Optimization of food-grade medium for co-production of bioactive substances by Lactobacillus acidophilus LA-5 for explaining pharmabiotic mechanisms of probiotic

This study aimed to optimize the co-production of conjugated linoleic acid (CLA), exopolysaccharides (EPSs) and bacteriocins (BACs) by Lactobacillus acidophilus LA-5 in dairy food-grade by-product. The factorial design revealed that the significant factors were temperature, time, and yeast extract. Then the response surface methodology was used for optimization. At the optimal conditions the viable cell number, CLA, EPSs, and inhibition activity were 2.62 +/- 0.49 9 x 10(8) CFU/mL, 51.46 +/- 1.50 mu g/mL, 348.24 +/- 5.61 mg/mL and 12.46 +/- 0.80 mm, respectively. FTIR, GC, TLC, and SDS page analysis revealed the functional groups of pharmabiotics. The FTIR, GC, TLC, and SDS page analysis showed that both CLA isomers (c-9, t-11, and t-10, c-12) produced. The FTIR, GC, TLC, and SDS page analysis indicated that produced EPSs were composed of glucose, mannose, galactose, xylose, and fructose.

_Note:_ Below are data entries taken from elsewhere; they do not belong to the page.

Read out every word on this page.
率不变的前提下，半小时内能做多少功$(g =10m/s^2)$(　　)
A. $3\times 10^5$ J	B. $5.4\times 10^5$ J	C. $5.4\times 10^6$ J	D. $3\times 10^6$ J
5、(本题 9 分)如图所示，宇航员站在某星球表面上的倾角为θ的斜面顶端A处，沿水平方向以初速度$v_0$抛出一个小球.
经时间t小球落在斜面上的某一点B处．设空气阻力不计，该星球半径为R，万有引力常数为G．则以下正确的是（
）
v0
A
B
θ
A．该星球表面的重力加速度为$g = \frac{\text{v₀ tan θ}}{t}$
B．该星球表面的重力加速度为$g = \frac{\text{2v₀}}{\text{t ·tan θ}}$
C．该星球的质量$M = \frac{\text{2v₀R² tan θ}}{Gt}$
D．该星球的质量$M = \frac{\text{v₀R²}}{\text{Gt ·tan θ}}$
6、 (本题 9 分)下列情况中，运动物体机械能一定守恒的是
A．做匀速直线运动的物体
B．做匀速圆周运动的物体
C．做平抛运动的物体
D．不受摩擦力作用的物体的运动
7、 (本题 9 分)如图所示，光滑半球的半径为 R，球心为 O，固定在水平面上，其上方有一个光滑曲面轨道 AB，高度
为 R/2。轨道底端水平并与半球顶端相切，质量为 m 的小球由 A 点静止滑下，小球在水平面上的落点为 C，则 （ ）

FTIR, GC, TLC, and SDS page used to report BACs molecular weight, which showed two fractions by molecular mass 35 and 63 kDa. Previously the ability of different probiotic bacteria investigated and optimized the production of CLA, EPSs, and BACs, but, there was no report on the co-producing capacity of these bioactive metabolites by probiotics. The present work was investigated to optimize the co-production of pharmabiotic metabolites by L. acidophilus LA-5, in supplemented cheese whey as a cultivation medium.

Automated summary

This study aimed to optimize the co-production of conjugated linoleic acid (CLA), exopolysaccharides (EPSs) and bacteriocins (BACs) by Lactobacillus acidophilus LA-5, achieving high viable cell number, CLA, EPSs, and inhibition activity at optimal conditions. The analysis revealed the functional groups of pharmabiotics and showed the presence of CLA isomers and the composition of EPSs. SDS page analysis reported BACs molecular weight fractions, demonstrating the potential for simultaneous production of bioactive metabolites by probiotics in supplemented cheese whey.